"LE CORPS ET LE FOUET", "DER DÄMON UND DIE
JUNGFRAU"
Paese: Italia, 1963
Regista: Mario Bava
Interpreti: Daliah Lavi, Christopher Lee,
Tony Kendall, Ida Galli, Harriet Medin,
Luciano Pigozzi, Gustavo de Nardo
TRAMA
Il nobile Kurt Menliff fa ritorno al castello della sua famiglia,
dal quale era stato cacciato per le sue scelleratezze. Qui incontra di nuovo
l'ostilità del padre e del fratello, che nel frattempo ha sposato Nevenka, a suo
tempo sadica amante dello stesso Kurt.
Durante il soggiorno Kurt viene ucciso da una mano misteriosa ma
Nevenka è convinta che il suo spirito torni tutte le notti a tormentarla...
RECENSIONE
"La frusta e il corpo" è l'ennesimo interessante film diretto da
Mario Bava, qui nel suo periodo più prolifico, sia per quantità sia per qualità.
Il film si inserisce a pieno titolo nel filone del gotico che
tanto andava in quegli anni ma, a dimostrare
ancora una volta di avere una
marcia in più degli altri, Bava inserisce qui temi e personaggi non del tutto
usuali e che in qualche modo anticipano cose che si vedranno almeno una decina
di anni più tardi.
Anzi, a ben vedere, quella che a un primo sguardo può apparire
come una storia di fantasmi piuttosto banale (il tema dell'amante morto che
ritorna dall'oltretomba si può trovare in almeno l'80% dei film italiani del
periodo) si rivela essere a tutti gli effetti un horror psicologico, decisamente
più raffinato che, con alcune differenze
soprattutto di ambientazione,
ritroveremo nei film del primo Dario Argento.
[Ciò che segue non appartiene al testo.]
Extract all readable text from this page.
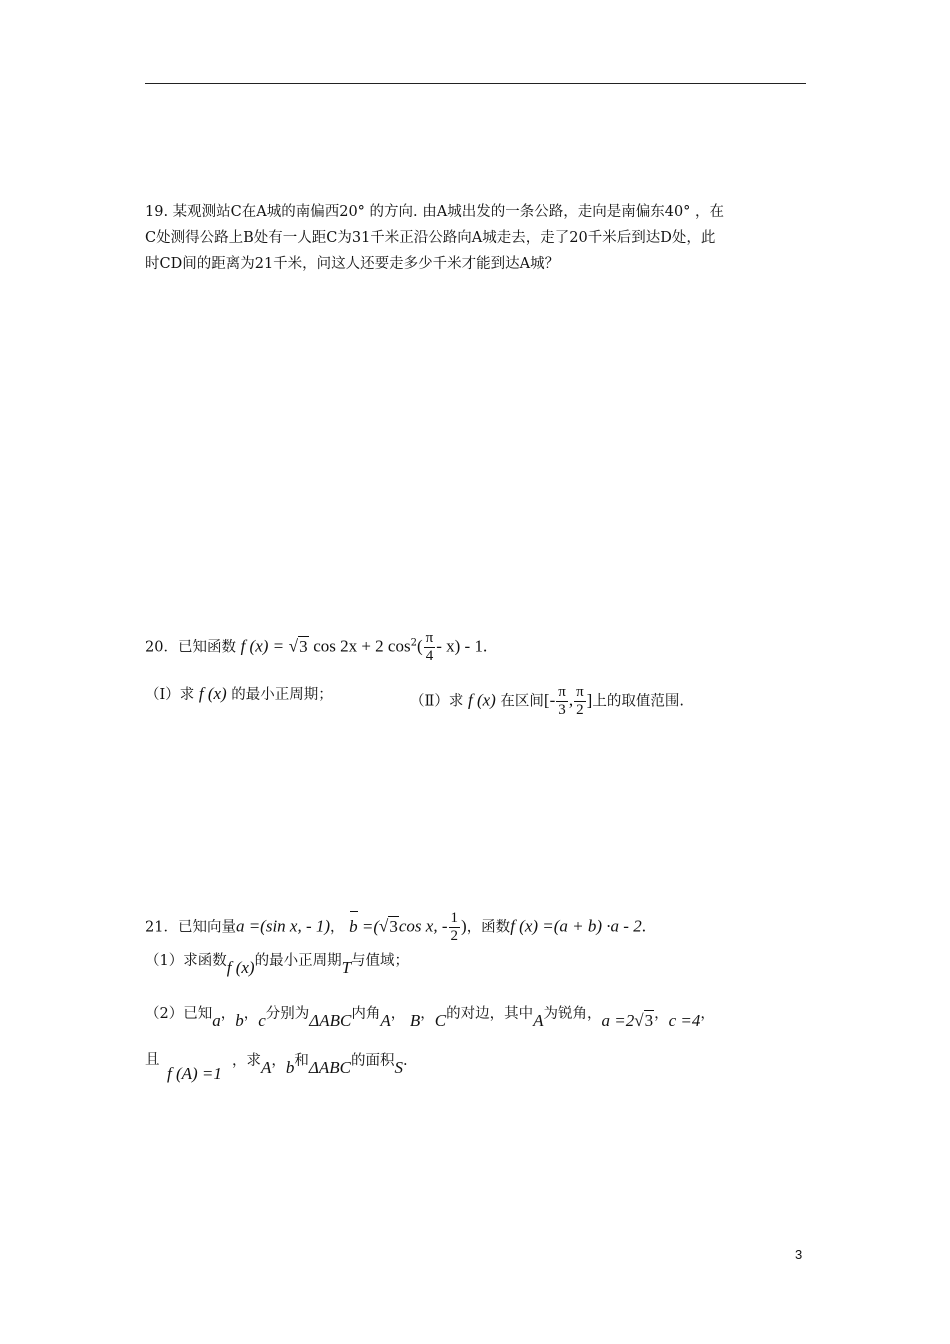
19. 某观测站C在A城的南偏西20° 的方向. 由A城出发的一条公路，走向是南偏东40° ，在
C处测得公路上B处有一人距C为31千米正沿公路向A城走去，走了20千米后到达D处，此
时CD间的距离为21千米，问这人还要走多少千米才能到达A城？
20．已知函数 f (x) = √3 cos 2x + 2 $\cos^2( \frac{\pi}{4} - x) - 1$.
（Ⅰ）求 f (x) 的最小正周期；	（Ⅱ）求 f (x) 在区间[- $\frac{\pi}{3}$ , $\frac{\pi}{2}$ ]上的取值范围.
21．已知向量a =(sin x, - 1)， b =(√3cos x, - $\frac{1}{2}$ )，函数f (x) =(a + b) ·a - 2.
（1）求函数f (x)的最小正周期T与值域；
（2）已知a，b，c分别为ΔABC内角A， B，C的对边，其中A为锐角，a =2√3，c =4，
且
f (A) =1
，求A，b和ΔABC的面积S.
3
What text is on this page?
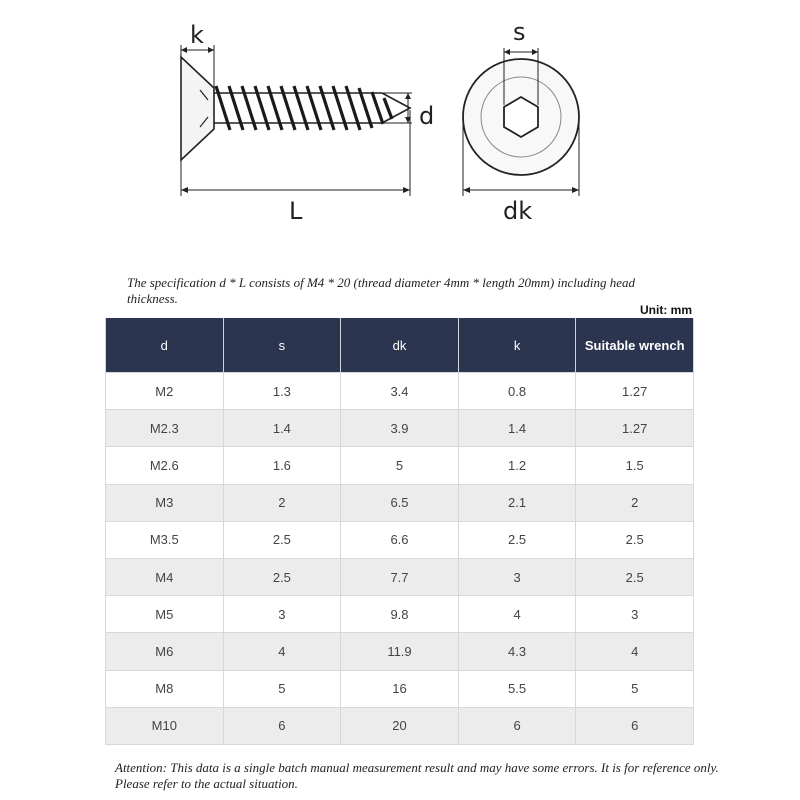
k
d
L
s
dk

The specification d * L consists of M4 * 20 (thread diameter 4mm * length 20mm) including head thickness.

Unit: mm
d	s	dk	k	Suitable wrench
M2	1.3	3.4	0.8	1.27
M2.3	1.4	3.9	1.4	1.27
M2.6	1.6	5	1.2	1.5
M3	2	6.5	2.1	2
M3.5	2.5	6.6	2.5	2.5
M4	2.5	7.7	3	2.5
M5	3	9.8	4	3
M6	4	11.9	4.3	4
M8	5	16	5.5	5
M10	6	20	6	6

Attention: This data is a single batch manual measurement result and may have some errors. It is for reference only. Please refer to the actual situation.
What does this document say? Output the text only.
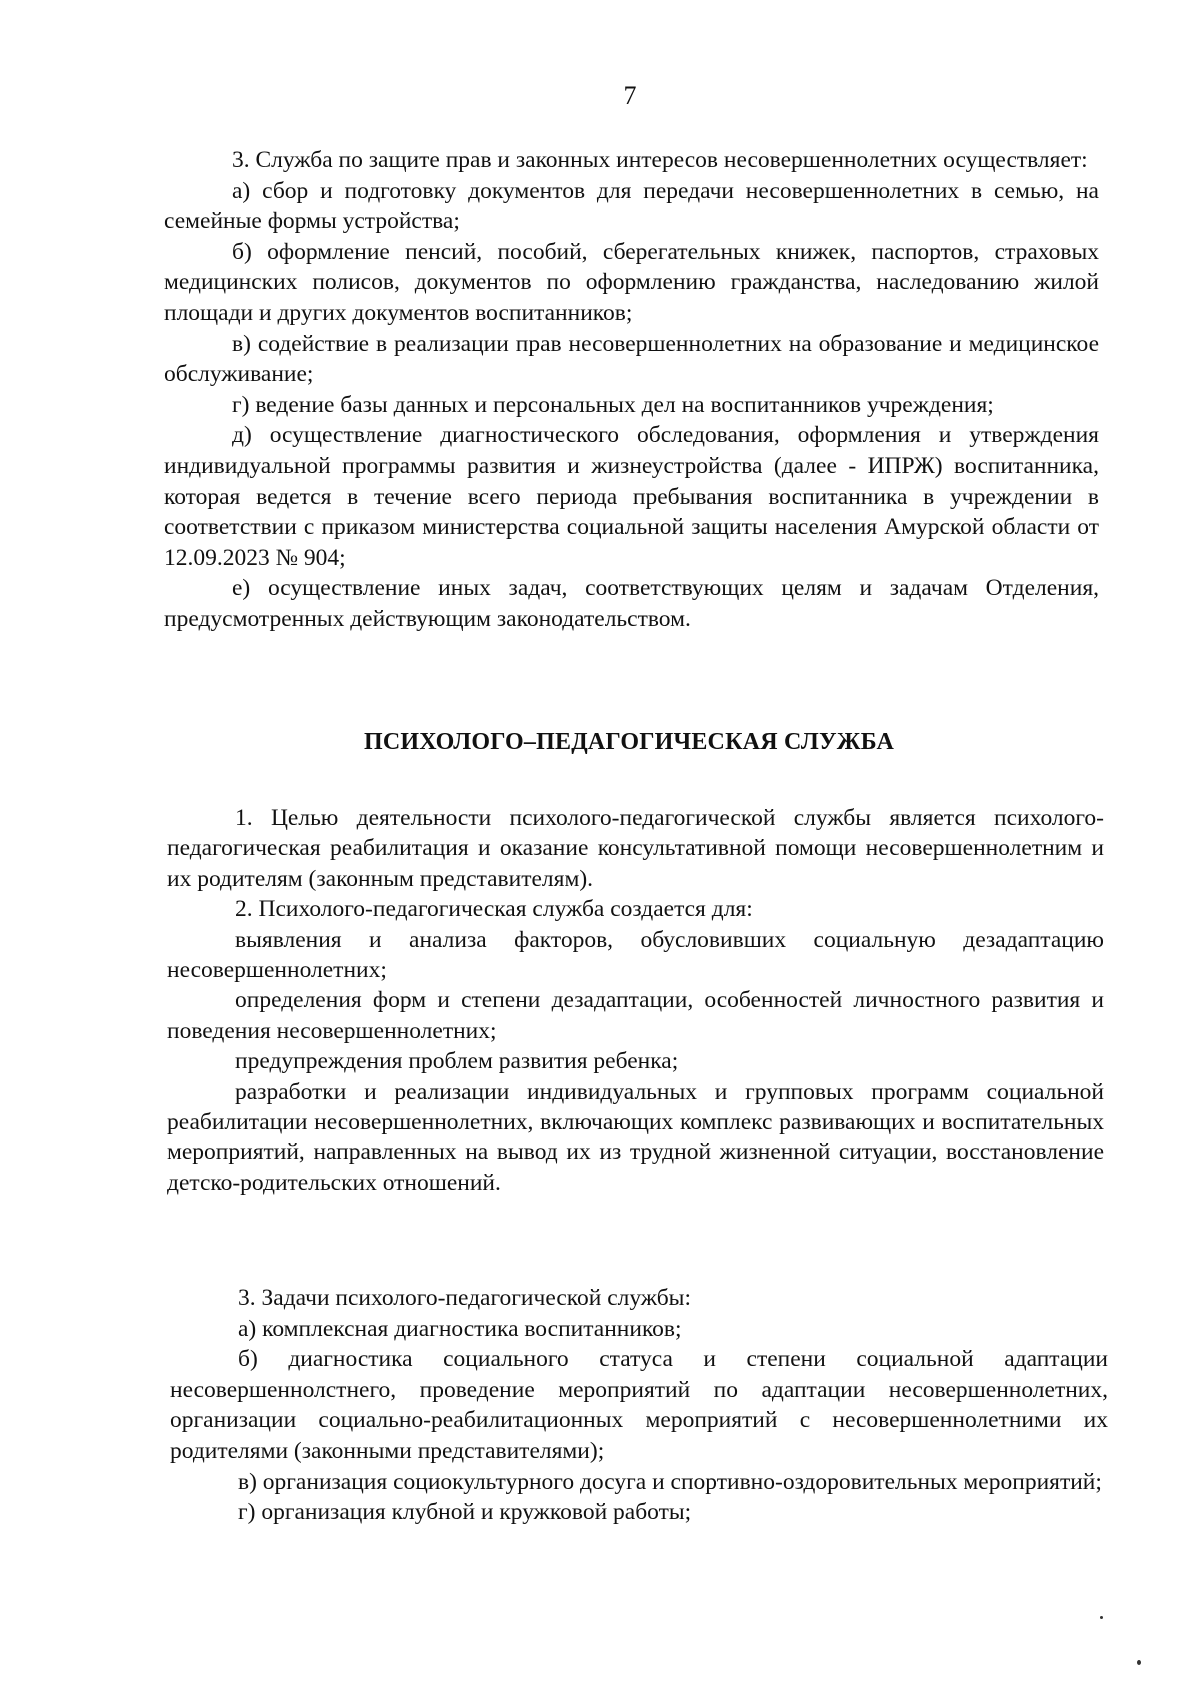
7

3. Служба по защите прав и законных интересов несовершеннолетних осуществляет:

а) сбор и подготовку документов для передачи несовершеннолетних в семью, на семейные формы устройства;

б) оформление пенсий, пособий, сберегательных книжек, паспортов, страховых медицинских полисов, документов по оформлению гражданства, наследованию жилой площади и других документов воспитанников;

в) содействие в реализации прав несовершеннолетних на образование и медицинское обслуживание;

г) ведение базы данных и персональных дел на воспитанников учреждения;

д) осуществление диагностического обследования, оформления и утверждения индивидуальной программы развития и жизнеустройства (далее - ИПРЖ) воспитанника, которая ведется в течение всего периода пребывания воспитанника в учреждении в соответствии с приказом министерства социальной защиты населения Амурской области от 12.09.2023 № 904;

е) осуществление иных задач, соответствующих целям и задачам Отделения, предусмотренных действующим законодательством.

ПСИХОЛОГО–ПЕДАГОГИЧЕСКАЯ СЛУЖБА

1. Целью деятельности психолого-педагогической службы является психолого-педагогическая реабилитация и оказание консультативной помощи несовершеннолетним и их родителям (законным представителям).

2. Психолого-педагогическая служба создается для:

выявления и анализа факторов, обусловивших социальную дезадаптацию несовершеннолетних;

определения форм и степени дезадаптации, особенностей личностного развития и поведения несовершеннолетних;

предупреждения проблем развития ребенка;

разработки и реализации индивидуальных и групповых программ социальной реабилитации несовершеннолетних, включающих комплекс развивающих и воспитательных мероприятий, направленных на вывод их из трудной жизненной ситуации, восстановление детско-родительских отношений.

3. Задачи психолого-педагогической службы:

а) комплексная диагностика воспитанников;

б) диагностика социального статуса и степени социальной адаптации несовершеннолстнего, проведение мероприятий по адаптации несовершеннолетних, организации социально-реабилитационных мероприятий с несовершеннолетними их родителями (законными представителями);

в) организация социокультурного досуга и спортивно-оздоровительных мероприятий;

г) организация клубной и кружковой работы;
Kurt appare per quasi tutti il film come il cattivo per
eccellenza, che ha portato con sè morte (la figlia della domestica si era
suicidata per lui), dolore e sofferenza e che addirittura torna come spettro
nella seconda parte per tormentare ulteriormente le persone che i vita lo
avevano odiato.
Ma come spesso succede nei film gotici e thriller italiani la vera
presenza malvagia è la donna, Nevenka in questo caso.
Ben presto si viene a sapere che l'apparenza così pudica e
dismessa della giovane è soltanto una maschera, dietro la quale si cela una
donna sensuale, viziosa, sadica e dalla mente instabile, succube della
personalità forte di Kurt.
Tormentata dagli incubi ricorrenti dell'amante non esita a
compiere una spietata vendetta, diventando di fatto il braccio armato al
servizio di una mente diabolica.
Bava ebbe non pochi problemi con la censura a causa del tema,
abbastanza morboso e poco trattato fino ad allora dell'amore violento e sadico
dei due amanti.
La parte recitata da Daliah Lavi e Christopher Lee rappresenta di
fatto l'intero film che, come facilmente intuibile, ha proprio in questo le sue
fortune e i suoi limiti: se da una parte la storia è interessante e, rispetto ad
altre produzioni di Bava, abbastanza ben recitata, bisogna dire che in molti
punti è un po'lenta ma soprattutto "poca", perchè oltre a quanto raccontato
prima non succede molto.
Questo fa di "La frusta e il corpo" un film meno completo di altri
capolavori baviani come "La maschera del demonio" o "Operazione paura" ma rimane
un film da vedere perchè come al solito Bava ci regala delle immagini gotiche
stupende.
Se la prima parte è più "realista", la seconda è visivamente molto
più accattivante, fotografata magnificamente da Ubaldo Terzano: gli incubi di
Nevenka sono ricchi di colori magistralmente gestiti, dal rosso, al verde al
viola e anche gli ambienti del castello acquistano un'atmosfera da incubo.
Recentemente ne è uscita un'edizione economica italiana in dvd ma
che purtroppo non ha alcun'extra, buona quindi per vedere il film mentre per gli
extra bisogna ancora guardare alla versione tedesca o americana.